Patents are generally hard to obtain, because they’re very oppressive.
Because whoever gets a patent, has complete monopoly over whatever that patent covers for a fixed period (likely 20 years, depending on your jurisdiction).
The kind of IP you might have with an NFT would very unlikely cover a patent, because a patent must contain the following 4 elements:
- be over an invention;
- be novel;
- have an inventive step; and
- be capable of industrial application.
There are discussions that an NFT can be used to transfer patent rights from one owner to the other, but that’s a very different scenario altogether.
4. Design Rights
Design rights can be both unregistered (it arises automatically) and registered. There are overlaps with copyright, but design focuses on protecting the shape, configuration and appearance of a work.
Design rights are often registered in addition to other IP rights because hey, you always want more protection, right?

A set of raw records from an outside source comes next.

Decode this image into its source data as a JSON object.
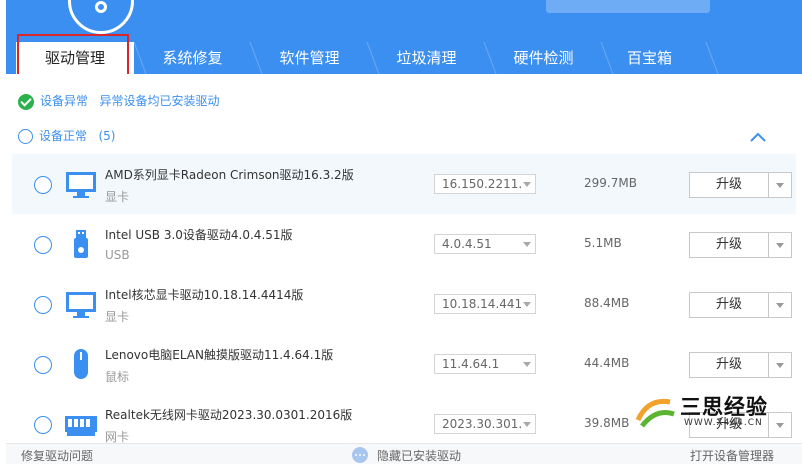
{
  "tabs": [
    {
      "label": "驱动管理",
      "active": true
    },
    {
      "label": "系统修复",
      "active": false
    },
    {
      "label": "软件管理",
      "active": false
    },
    {
      "label": "垃圾清理",
      "active": false
    },
    {
      "label": "硬件检测",
      "active": false
    },
    {
      "label": "百宝箱",
      "active": false
    }
  ],
  "sections": {
    "abnormal": {
      "label": "设备异常",
      "message": "异常设备均已安装驱动"
    },
    "normal": {
      "label": "设备正常",
      "count": "(5)"
    }
  },
  "devices": [
    {
      "name": "AMD系列显卡Radeon Crimson驱动16.3.2版",
      "type": "显卡",
      "version": "16.150.2211.",
      "size": "299.7MB",
      "action": "升级",
      "icon": "monitor-icon"
    },
    {
      "name": "Intel USB 3.0设备驱动4.0.4.51版",
      "type": "USB",
      "version": "4.0.4.51",
      "size": "5.1MB",
      "action": "升级",
      "icon": "usb-icon"
    },
    {
      "name": "Intel核芯显卡驱动10.18.14.4414版",
      "type": "显卡",
      "version": "10.18.14.441",
      "size": "88.4MB",
      "action": "升级",
      "icon": "monitor-icon"
    },
    {
      "name": "Lenovo电脑ELAN触摸版驱动11.4.64.1版",
      "type": "鼠标",
      "version": "11.4.64.1",
      "size": "44.4MB",
      "action": "升级",
      "icon": "mouse-icon"
    },
    {
      "name": "Realtek无线网卡驱动2023.30.0301.2016版",
      "type": "网卡",
      "version": "2023.30.301.",
      "size": "39.8MB",
      "action": "升级",
      "icon": "network-card-icon"
    }
  ],
  "footer": {
    "left": "修复驱动问题",
    "middle": "隐藏已安装驱动",
    "right": "打开设备管理器"
  },
  "watermark": {
    "text": "三思经验",
    "sub": "WWW.X444.CN"
  },
  "colors": {
    "accent": "#3b8ff0",
    "ok": "#2bb24c",
    "highlight": "#d9262c"
  }
}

In short, when looking at an NFT, the kind of IPRs that might exist will likely cover trademark, copyright, patent and/or design rights.
But just because you (the NFT holder) can show that these specific IPRs exist, that doesn’t automatically mean that you own any/all the existing IPRs when you buy an NFT.
In actuality, you have purchased an authentication of ownership of the asset (in the form of a digital file), which doesn’t always mean an automatic transfer of the underlying asset.
It’s more likely that you have acquired a licence to use the NFT for non-commercial purposes and have a digitally authenticated certificate to prove that you own the digital asset.
If there is only one takeaway from this article, it is this: always look for the applicable licensing agreement and know what terms you’re agreeing to.